Capping a tumultuous week of trading, the natural gas futures market rose Friday as a wave of weather-related short-covering boosted prices throughout the morning. Only modest softening was seen in light afternoon trading, leaving the November contract to close at $4.767, up 8.1 cents on the day.

Traders polled by NGI agreed that the market’s ability to rebound Thursday following another seemingly bearish storage report gave bulls confidence Friday.

According to the Energy Information Administration, storage increased by 100 Bcf for the second week in a row, building gas stocks to 2,788 Bcf as of Sept. 26. With just 212 Bcf left to reach the 3,000 Bcf comfort level by Nov. 1, weekly storage injections will need to average only 42 Bcf a week.

But starting the withdrawal season with 3,000 Bcf or more is no guarantee against higher prices later. Even with a near record 3,172 Bcf at the beginning of the withdrawal season a year ago, prices still peaked last winter at more than $10 as sustained cold plundered reserves to record low levels. The message here is clear: weather is the key.
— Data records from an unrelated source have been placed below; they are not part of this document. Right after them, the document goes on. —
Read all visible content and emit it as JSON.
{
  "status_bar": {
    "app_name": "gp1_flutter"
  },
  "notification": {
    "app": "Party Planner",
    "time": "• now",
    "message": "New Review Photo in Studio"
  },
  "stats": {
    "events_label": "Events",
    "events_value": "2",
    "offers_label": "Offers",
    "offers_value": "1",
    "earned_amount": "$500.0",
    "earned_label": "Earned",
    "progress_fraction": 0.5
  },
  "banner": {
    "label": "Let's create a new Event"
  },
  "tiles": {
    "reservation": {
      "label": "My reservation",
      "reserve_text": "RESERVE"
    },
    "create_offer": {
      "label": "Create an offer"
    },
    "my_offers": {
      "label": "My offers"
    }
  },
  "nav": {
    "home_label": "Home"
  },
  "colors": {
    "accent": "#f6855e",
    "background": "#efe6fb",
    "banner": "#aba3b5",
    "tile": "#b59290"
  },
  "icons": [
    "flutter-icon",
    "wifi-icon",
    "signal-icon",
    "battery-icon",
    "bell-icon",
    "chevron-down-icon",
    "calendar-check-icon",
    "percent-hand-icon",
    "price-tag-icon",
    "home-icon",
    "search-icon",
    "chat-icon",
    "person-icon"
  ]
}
Though still more than two months away as far as the calendar is concerned, winter began with a fury last week with mercury levels dropping below the freezing mark across much of the Northeast, Mid-Atlantic, Midwest and Great Lakes regions of the country. Snowfall was recorded in Michigan Thursday and Friday, as well as across the northern tier of New England and New York, where mild temperatures up until last week had prevented the leaves from reaching peak color.

But don’t stow away your golf clubs quite yet. After a chilly beginning to the workweek, moderating temperatures are expected for much of the East by Wednesday, according to the latest six- to 10-day forecast from the National Weather Service. In fact, only the Southeastern U.S. and the far west coast of California, Oregon and Washington states will be spared from the above-normal weather expected to set up from Oct. 8-12.
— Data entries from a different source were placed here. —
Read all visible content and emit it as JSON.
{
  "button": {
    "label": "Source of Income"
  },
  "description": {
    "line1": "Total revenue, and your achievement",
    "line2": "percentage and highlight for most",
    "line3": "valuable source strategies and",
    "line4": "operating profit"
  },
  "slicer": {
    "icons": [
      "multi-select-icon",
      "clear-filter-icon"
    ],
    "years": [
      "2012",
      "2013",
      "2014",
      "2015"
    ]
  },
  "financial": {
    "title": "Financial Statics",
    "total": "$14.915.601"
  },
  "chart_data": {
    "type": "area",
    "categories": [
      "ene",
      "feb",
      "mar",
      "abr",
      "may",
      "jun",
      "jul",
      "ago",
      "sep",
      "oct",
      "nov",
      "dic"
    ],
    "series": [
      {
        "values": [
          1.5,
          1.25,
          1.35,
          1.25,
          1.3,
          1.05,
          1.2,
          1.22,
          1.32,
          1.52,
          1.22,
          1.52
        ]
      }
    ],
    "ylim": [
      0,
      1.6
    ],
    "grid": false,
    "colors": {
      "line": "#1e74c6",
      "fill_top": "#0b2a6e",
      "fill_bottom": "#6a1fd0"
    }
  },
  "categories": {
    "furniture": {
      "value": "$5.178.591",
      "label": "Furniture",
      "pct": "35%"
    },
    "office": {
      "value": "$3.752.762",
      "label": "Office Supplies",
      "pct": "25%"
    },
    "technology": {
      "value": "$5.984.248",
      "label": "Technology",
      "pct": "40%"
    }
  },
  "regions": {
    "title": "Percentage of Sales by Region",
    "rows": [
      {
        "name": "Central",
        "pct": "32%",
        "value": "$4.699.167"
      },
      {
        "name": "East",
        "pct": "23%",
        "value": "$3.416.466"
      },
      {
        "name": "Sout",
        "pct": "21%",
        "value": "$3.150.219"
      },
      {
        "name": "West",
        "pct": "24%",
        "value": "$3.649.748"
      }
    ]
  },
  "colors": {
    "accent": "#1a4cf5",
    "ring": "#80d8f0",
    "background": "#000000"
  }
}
While moderating weather this week will undoubtedly reduce heating demand and lower cash prices (which were already falling Friday), it is not a given that futures prices will tumble lower as well. “What we saw last week could be stage one of the rocket,” suggested Tom Saal of Commercial Brokerage Corp. in Miami. “I think that prices will have a hard time going lower between now and the start of winter.”

In addition to concern over the upcoming winter and the lingering threat of hurricanes, the natural gas market has a looming bullish factor in the form of the large net short position held by the speculators. According to the latest Commitments of Traders Report released Friday by the Commodity Futures Trading Commission, these non-commercial traders had actually reduced their net short holdings from nearly 40,000 as of Sept. 23 to about 36,000 as of Sept. 30.
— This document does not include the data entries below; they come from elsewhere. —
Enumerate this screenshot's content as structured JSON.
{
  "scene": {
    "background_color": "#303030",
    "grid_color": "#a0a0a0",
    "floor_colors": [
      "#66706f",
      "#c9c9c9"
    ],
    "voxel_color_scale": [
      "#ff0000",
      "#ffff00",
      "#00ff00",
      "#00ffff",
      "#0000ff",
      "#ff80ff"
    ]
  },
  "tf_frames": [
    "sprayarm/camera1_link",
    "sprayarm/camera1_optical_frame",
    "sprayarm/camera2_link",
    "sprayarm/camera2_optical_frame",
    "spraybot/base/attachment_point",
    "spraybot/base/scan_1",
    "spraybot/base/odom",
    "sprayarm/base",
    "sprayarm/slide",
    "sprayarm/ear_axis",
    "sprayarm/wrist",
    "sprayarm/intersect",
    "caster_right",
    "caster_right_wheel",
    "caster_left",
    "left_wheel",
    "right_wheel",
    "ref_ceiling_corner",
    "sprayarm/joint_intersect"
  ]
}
Prices increased 13 cents during that one-week period, a small taste of what might occur if these fund traders cover the rest of their shorts, traders agree. The 40-day moving average — a key level for speculators — is currently at $5.027 in November futures. A move above this level could accelerate the non-commercial buying push.

In daily technicals, last week’s relatively strong finish may also pave the way for further advances. At $4.767, Friday’s November settlement was just barely in the upper half of last week’s $4.565-940 trading range and above last Monday’s gap higher open at $4.74. Resistance is seen at November’s regular session high last week at $4.94 and at the Access session high of $4.98.